I'm in the process of extending my existing mulch/flower bed out from my house. I don't want to use anything as the border so I would like to just trench around the edging to keep it nice and tight. The problem I'm having is that there is a near by (huge) tree that some of the roots are above ground heading right into my future mulch/flower bed. How should I go about trenching around the mulch bed when there are all these thick roots everywhere? When I say trenching, I mean basically digging a moat around the area so it seperates the mulch from the grass. I'm open to anything. thanks!


----------



## Kevin (Sep 22, 2005)

Maybe just run your trench line up to the root, and continue on the imaginary line on the other side of the root, repeat.... ?
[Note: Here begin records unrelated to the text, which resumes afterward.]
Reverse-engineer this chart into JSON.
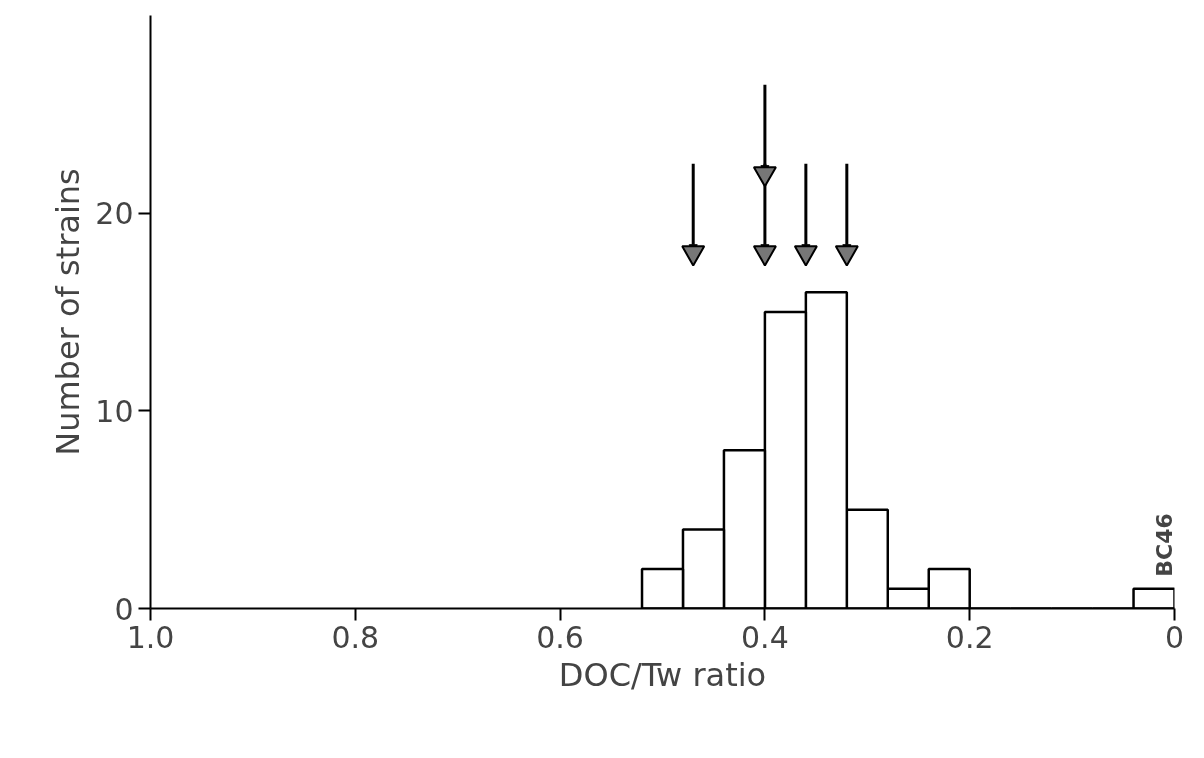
{
  "chart_data": {
    "type": "histogram",
    "xlabel": "DOC/Tw ratio",
    "ylabel": "Number of strains",
    "bins": [
      0,
      0.04,
      0.08,
      0.12,
      0.16,
      0.2,
      0.24,
      0.28,
      0.32,
      0.36,
      0.4,
      0.44,
      0.48,
      0.52
    ],
    "values": [
      1,
      0,
      0,
      0,
      0,
      2,
      1,
      5,
      16,
      15,
      8,
      4,
      2
    ],
    "color": "#000000",
    "series": [
      {
        "type": "scatter",
        "marker": "triangle",
        "color": "#000000",
        "x": [
          0.47,
          0.4,
          0.4,
          0.36,
          0.32
        ],
        "values": [
          18,
          22,
          18,
          18,
          18
        ]
      }
    ],
    "xlim": [
      1.0,
      0
    ],
    "xticks": [
      {
        "value": 1.0,
        "label": "1.0"
      },
      0.8,
      0.6,
      0.4,
      0.2,
      0
    ],
    "ylim": [
      0,
      30
    ],
    "yticks": [
      0,
      10,
      20
    ],
    "grid": false,
    "annotations": [
      {
        "text": "BC46",
        "x": 0.02,
        "y": 1
      }
    ]
  }
}
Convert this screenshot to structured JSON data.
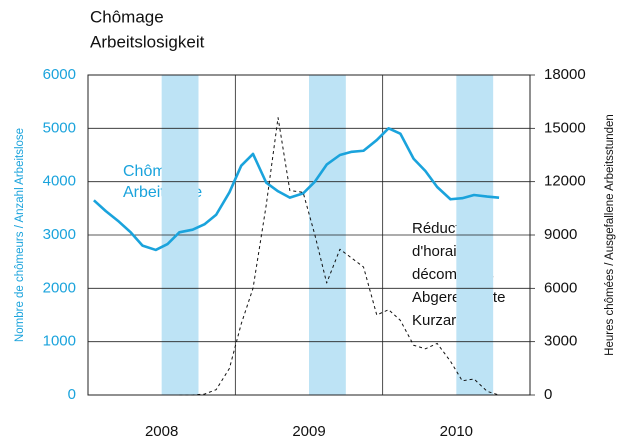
{
  "chart_data": {
    "type": "line",
    "title": [
      "Chômage",
      "Arbeitslosigkeit"
    ],
    "ylabel": "Nombre de chômeurs / Anzahl Arbeitslose",
    "y2label": "Heures chômées / Ausgefallene Arbeitsstunden",
    "xlim": [
      2008,
      2011
    ],
    "xticks": [
      2008,
      2009,
      2010,
      2011
    ],
    "xlabels": [
      {
        "value": 2008.5,
        "label": "2008"
      },
      {
        "value": 2009.5,
        "label": "2009"
      },
      {
        "value": 2010.5,
        "label": "2010"
      }
    ],
    "ylim": [
      0,
      6000
    ],
    "yticks": [
      0,
      1000,
      2000,
      3000,
      4000,
      5000,
      6000
    ],
    "y2lim": [
      0,
      18000
    ],
    "y2ticks": [
      0,
      3000,
      6000,
      9000,
      12000,
      15000,
      18000
    ],
    "grid": true,
    "shaded": [
      [
        2008.5,
        2008.75
      ],
      [
        2009.5,
        2009.75
      ],
      [
        2010.5,
        2010.75
      ]
    ],
    "shaded_color": "#bde3f5",
    "x": [
      2008.04,
      2008.12,
      2008.21,
      2008.29,
      2008.37,
      2008.46,
      2008.54,
      2008.62,
      2008.71,
      2008.79,
      2008.87,
      2008.96,
      2009.04,
      2009.12,
      2009.21,
      2009.29,
      2009.37,
      2009.46,
      2009.54,
      2009.62,
      2009.71,
      2009.79,
      2009.87,
      2009.96,
      2010.04,
      2010.12,
      2010.21,
      2010.29,
      2010.37,
      2010.46,
      2010.54,
      2010.62,
      2010.71,
      2010.79
    ],
    "series": [
      {
        "name": [
          "Chômeurs",
          "Arbeitslose"
        ],
        "color": "#1aa3dc",
        "dashed": false,
        "axis": "y",
        "values": [
          3650,
          3450,
          3250,
          3050,
          2800,
          2720,
          2830,
          3050,
          3100,
          3200,
          3380,
          3800,
          4300,
          4520,
          3980,
          3820,
          3700,
          3780,
          4000,
          4320,
          4500,
          4560,
          4580,
          4780,
          5000,
          4900,
          4430,
          4200,
          3900,
          3670,
          3690,
          3750,
          3720,
          3700
        ]
      },
      {
        "name": [
          "Réductions",
          "d'horaire",
          "décomptées",
          "Abgerechnete",
          "Kurzarbeit"
        ],
        "color": "#111111",
        "dashed": true,
        "axis": "y2",
        "values": [
          null,
          null,
          null,
          null,
          null,
          null,
          null,
          0,
          0,
          50,
          300,
          1500,
          4000,
          6000,
          10700,
          15600,
          11500,
          11400,
          9000,
          6300,
          8200,
          7700,
          7200,
          4500,
          4800,
          4200,
          2800,
          2600,
          2900,
          1900,
          800,
          900,
          200,
          0
        ]
      }
    ]
  }
}
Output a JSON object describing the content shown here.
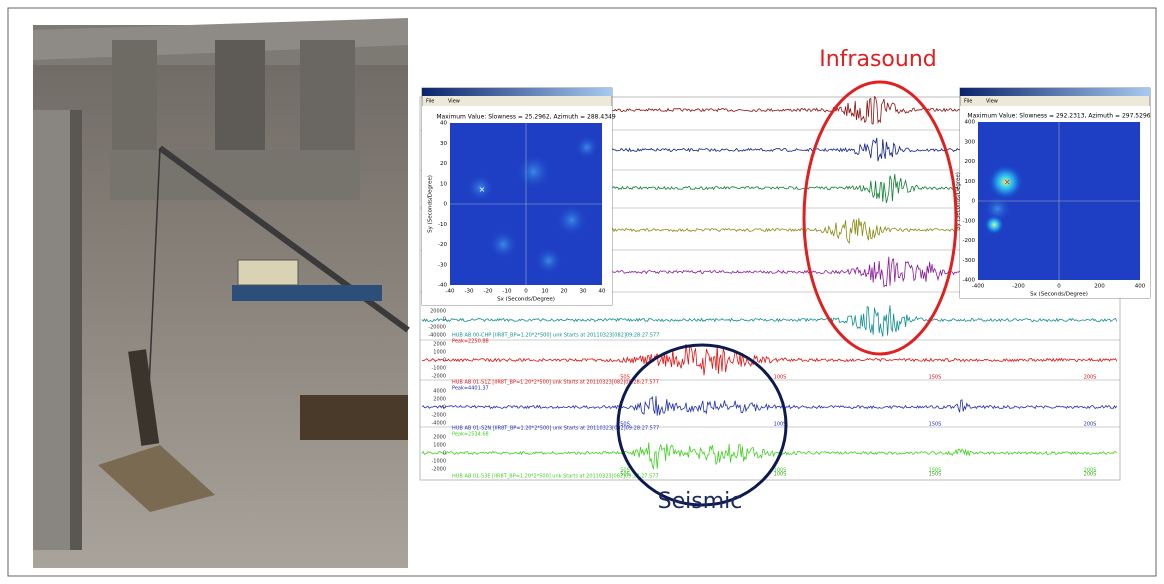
{
  "labels": {
    "infrasound": "Infrasound",
    "seismic": "Seismic"
  },
  "fk_left": {
    "menu": [
      "File",
      "View"
    ],
    "title": "Maximum Value: Slowness = 25.2962, Azimuth = 288.4349",
    "x_label": "Sx (Seconds/Degree)",
    "y_label": "Sy (Seconds/Degree)",
    "x_ticks": [
      "-40",
      "-30",
      "-20",
      "-10",
      "0",
      "10",
      "20",
      "30",
      "40"
    ],
    "y_ticks": [
      "40",
      "30",
      "20",
      "10",
      "0",
      "-10",
      "-20",
      "-30",
      "-40"
    ]
  },
  "fk_right": {
    "menu": [
      "File",
      "View"
    ],
    "title": "Maximum Value: Slowness = 292.2313, Azimuth = 297.5296",
    "x_label": "Sx (Seconds/Degree)",
    "y_label": "Sy (Seconds/Degree)",
    "x_ticks": [
      "-400",
      "-200",
      "0",
      "200",
      "400"
    ],
    "y_ticks": [
      "400",
      "300",
      "200",
      "100",
      "0",
      "-100",
      "-200",
      "-300",
      "-400"
    ]
  },
  "waveforms": {
    "time_ticks": [
      "50S",
      "100S",
      "150S",
      "200S"
    ],
    "traces": [
      {
        "header": "HUB AB 00-CHP  [IIR8T_BP=1.20*2*500] unk Starts at 20110323[082]09:28:27.577",
        "peak": "Peak=2250.88",
        "amplitudes": [
          "2000",
          "1000",
          "0",
          "-1000",
          "-2000"
        ]
      },
      {
        "header": "HUB AB 01-S1Z  [IIR8T_BP=1.20*2*500] unk Starts at 20110323[082]09:28:27.577",
        "peak": "Peak=4401.37",
        "amplitudes": [
          "4000",
          "2000",
          "0",
          "-2000",
          "-4000"
        ]
      },
      {
        "header": "HUB AB 01-S2N  [IIR8T_BP=1.20*2*500] unk Starts at 20110323[082]09:28:27.577",
        "peak": "Peak=2534.68",
        "amplitudes": [
          "2000",
          "1000",
          "0",
          "-1000",
          "-2000"
        ]
      },
      {
        "header": "HUB AB 01-S3E  [IIR8T_BP=1.20*2*500] unk Starts at 20110323[082]09:28:27.577"
      }
    ],
    "top_amplitudes": [
      "20000",
      "0",
      "-20000",
      "-40000"
    ]
  }
}
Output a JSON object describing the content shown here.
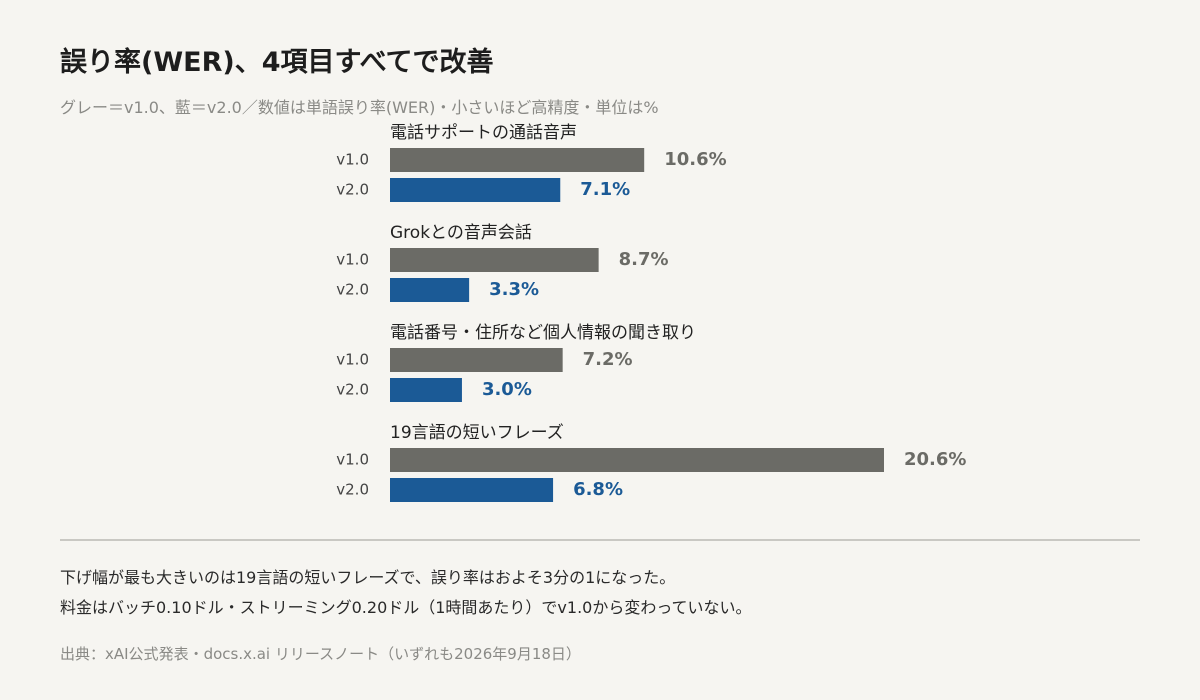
{
  "title": "誤り率(WER)、4項目すべてで改善",
  "subtitle": "グレー＝v1.0、藍＝v2.0／数値は単語誤り率(WER)・小さいほど高精度・単位は%",
  "colors": {
    "v1": "#6b6b66",
    "v2": "#1b5a96",
    "label_v1": "#6b6b66",
    "label_v2": "#1b5a96"
  },
  "chart_data": {
    "type": "bar",
    "orientation": "horizontal",
    "categories": [
      "電話サポートの通話音声",
      "Grokとの音声会話",
      "電話番号・住所など個人情報の聞き取り",
      "19言語の短いフレーズ"
    ],
    "series": [
      {
        "name": "v1.0",
        "values": [
          10.6,
          8.7,
          7.2,
          20.6
        ],
        "labels": [
          "10.6%",
          "8.7%",
          "7.2%",
          "20.6%"
        ]
      },
      {
        "name": "v2.0",
        "values": [
          7.1,
          3.3,
          3.0,
          6.8
        ],
        "labels": [
          "7.1%",
          "3.3%",
          "3.0%",
          "6.8%"
        ]
      }
    ],
    "unit": "%",
    "xlim": [
      0,
      20.6
    ],
    "grid": false,
    "legend": "none"
  },
  "notes": [
    "下げ幅が最も大きいのは19言語の短いフレーズで、誤り率はおよそ3分の1になった。",
    "料金はバッチ0.10ドル・ストリーミング0.20ドル（1時間あたり）でv1.0から変わっていない。"
  ],
  "source": "出典：xAI公式発表・docs.x.ai リリースノート（いずれも2026年9月18日）"
}
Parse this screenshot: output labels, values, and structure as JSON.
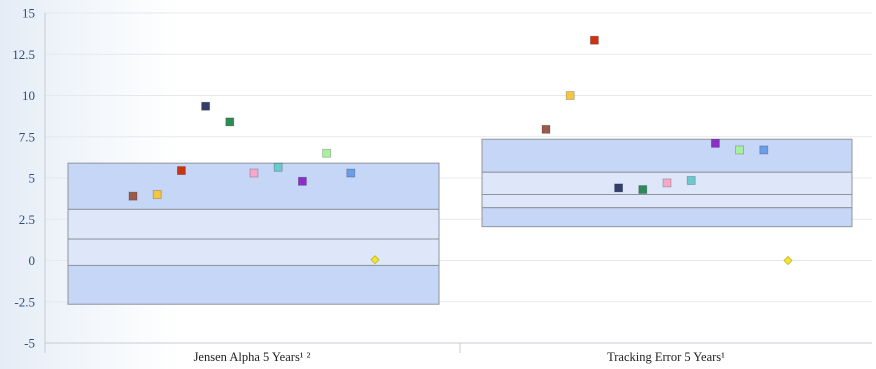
{
  "chart_data": {
    "type": "scatter",
    "title": "",
    "xlabel": "",
    "ylabel": "",
    "categories": [
      "Jensen Alpha 5 Years¹ ²",
      "Tracking Error 5 Years¹"
    ],
    "ylim": [
      -5,
      15
    ],
    "yticks": [
      "15",
      "12.5",
      "10",
      "7.5",
      "5",
      "2.5",
      "0",
      "-2.5",
      "-5"
    ],
    "ytick_values": [
      15,
      12.5,
      10,
      7.5,
      5,
      2.5,
      0,
      -2.5,
      -5
    ],
    "grid": true,
    "quartile_bands": [
      {
        "category": "Jensen Alpha 5 Years¹ ²",
        "max": 5.9,
        "q3": 3.1,
        "median": 1.3,
        "q1": -0.3,
        "min": -2.65
      },
      {
        "category": "Tracking Error 5 Years¹",
        "max": 7.35,
        "q3": 5.35,
        "median": 4.0,
        "q1": 3.2,
        "min": 2.05
      }
    ],
    "band_colors": {
      "outer": "#c5d6f6",
      "inner": "#dde7f9",
      "stroke": "#8f949c"
    },
    "series": [
      {
        "color": "#9b5b4a",
        "shape": "square",
        "values": [
          3.9,
          7.95
        ]
      },
      {
        "color": "#f6c642",
        "shape": "square",
        "values": [
          4.0,
          10.0
        ]
      },
      {
        "color": "#cc3311",
        "shape": "square",
        "values": [
          5.45,
          13.35
        ]
      },
      {
        "color": "#353d6a",
        "shape": "square",
        "values": [
          9.35,
          4.4
        ]
      },
      {
        "color": "#2f8a5a",
        "shape": "square",
        "values": [
          8.4,
          4.3
        ]
      },
      {
        "color": "#f7a8c8",
        "shape": "square",
        "values": [
          5.3,
          4.7
        ]
      },
      {
        "color": "#6cc9cc",
        "shape": "square",
        "values": [
          5.65,
          4.85
        ]
      },
      {
        "color": "#8b2fc9",
        "shape": "square",
        "values": [
          4.8,
          7.1
        ]
      },
      {
        "color": "#a7f0a0",
        "shape": "square",
        "values": [
          6.5,
          6.7
        ]
      },
      {
        "color": "#6c9de8",
        "shape": "square",
        "values": [
          5.3,
          6.7
        ]
      },
      {
        "color": "#f2e43a",
        "shape": "diamond",
        "values": [
          0.05,
          0.0
        ]
      }
    ]
  }
}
Or you could cut the tree down, and have the stump/roots removed....

 

-Kev


----------



## kekoa (Aug 23, 2005)

Actually I had a irrigation system put in so they ended up cutting the roots along the bed anyway as they ran the PVC. I then just used a mattock to pull up the roots that were exposed. It was a ton of work but I'm done and vow to never lift a mattock again. (I say that now but I forsee my wife asking me to transplant my azaleas next spring)

Thanks for the recommendations Kevin!


----------